I saw this quote just a little while ago, and it is JUST what I needed to read.

"The best day of your life is the one on which you decide your life is your own. No apologies or excuses. No one to lean on, rely on or blame. The gift is your - it is an amazing journey - and you alone are responsible for the quality of it. This is the day your life really begins."
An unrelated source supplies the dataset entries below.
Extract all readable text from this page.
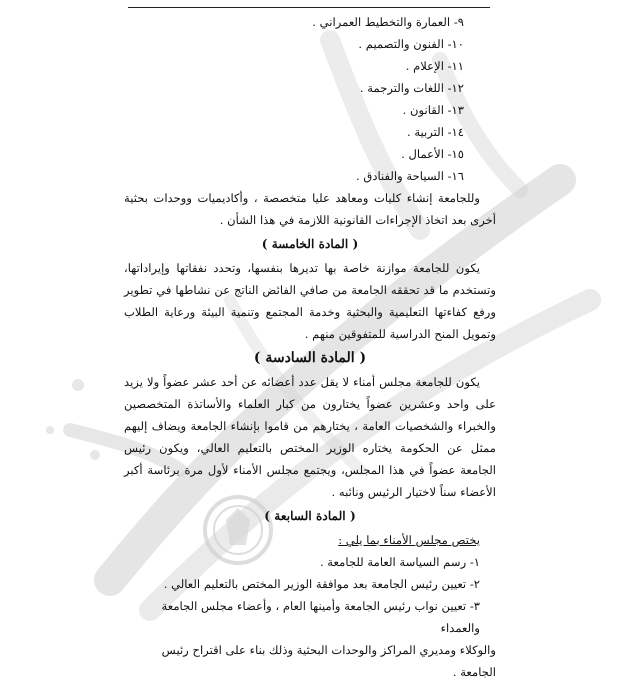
٩- العمارة والتخطيط العمراني .
١٠- الفنون والتصميم .
١١- الإعلام .
١٢- اللغات والترجمة .
١٣- القانون .
١٤- التربية .
١٥- الأعمال .
١٦- السياحة والفنادق .
وللجامعة إنشاء كليات ومعاهد عليا متخصصة ، وأكاديميات ووحدات بحثية
أخرى بعد اتخاذ الإجراءات القانونية اللازمة في هذا الشأن .
( المادة الخامسة )

يكون للجامعة موازنة خاصة بها تديرها بنفسها، وتحدد نفقاتها وإيراداتها، وتستخدم ما قد تحققه الجامعة من صافي الفائض الناتج عن نشاطها في تطوير ورفع كفاءتها التعليمية والبحثية وخدمة المجتمع وتنمية البيئة ورعاية الطلاب وتمويل المنح الدراسية للمتفوقين منهم .

( المادة السادسة )

يكون للجامعة مجلس أمناء لا يقل عدد أعضائه عن أحد عشر عضواً ولا يزيد على واحد وعشرين عضواً يختارون من كبار العلماء والأساتذة المتخصصين والخبراء والشخصيات العامة ، يختارهم من قاموا بإنشاء الجامعة ويضاف إليهم ممثل عن الحكومة يختاره الوزير المختص بالتعليم العالي، ويكون رئيس الجامعة عضواً في هذا المجلس، ويجتمع مجلس الأمناء لأول مرة برئاسة أكبر الأعضاء سناً لاختيار الرئيس ونائبه .

( المادة السابعة )
يختص مجلس الأمناء بما يلي :
١- رسم السياسة العامة للجامعة .
٢- تعيين رئيس الجامعة بعد موافقة الوزير المختص بالتعليم العالي .
٣- تعيين نواب رئيس الجامعة وأمينها العام ، وأعضاء مجلس الجامعة والعمداء
والوكلاء ومديري المراكز والوحدات البحثية وذلك بناء على اقتراح رئيس الجامعة .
I am going to print this out and put it somewhere I will see it every day.  It's time I take my life back into my own hands!  I am not this depressed person that has plagued my life lately.  I have always been full of sunshine.  The things I am going through do not define me or my life.  I am still the same person no matter what has happened.  I hope this quote will be as poignant to someone else as it was to me.  ♥

Friday, November 18, 2011

Life is Hard

I've been absent lately.  I've been struggling with the whole living positive thing, and I just didn't feel like posting to be quite honest.  Life is hard.  I do my best to think positively and just keep smiling through whatever comes my way, but the last several months of my life have taught me that I am only human, and we all have our breaking points.  I'm flirting with mine.  Life really IS a miracle, but it really IS hard too.  People have always told me how strong I am, and I always thought when they said that, what other choice do we have when we are faced with trials and tribulations?  I've been through a lot in this 34 years of life of mine.  I have always been able to push through.  I guess I have been pretty strong.  I just am not feeling as strong these days.  I am struggling with finding my way and pushing through.  I know I will, it's just kind of a tough road right now.  I was listening to Mumford & Sons and heard their song, "After the Storm" and loved it.  I like the line that says, "Get over your hill and see what's there."  If I can just make it up the hill, I know there will be something worthwhile there.  ♥  This is for everyone struggling with something out there!



Some good news is, Carly had surgery on Wednesday to fix her blocked tear duct and it went FABULOUS!  For the first time since she was born basically, she doesn't wake up with her eye crusted shut every day!  :-)  I'm so glad it's over (way more difficult on me than it was on her I think!) and fixed.

In fun news, for the first time in YEARS, I did a Halloween costume because there was a Halloween Zumbathon at my YMCA and I participated in the Halloween costume contest and won 3rd place for originality.  I was Rosie the Riveter!


Here's the original in case you don't know who Rosie the Riveter is.  ;-)

I am working on getting myself back on track and focusing on the positive things in my life -- my 4 beautiful girls being the main things!  ♥  We all have our struggles, guess this time is mine.  I still, through everything, no matter what happens know I am so blessed beyond measure.  Way more than most!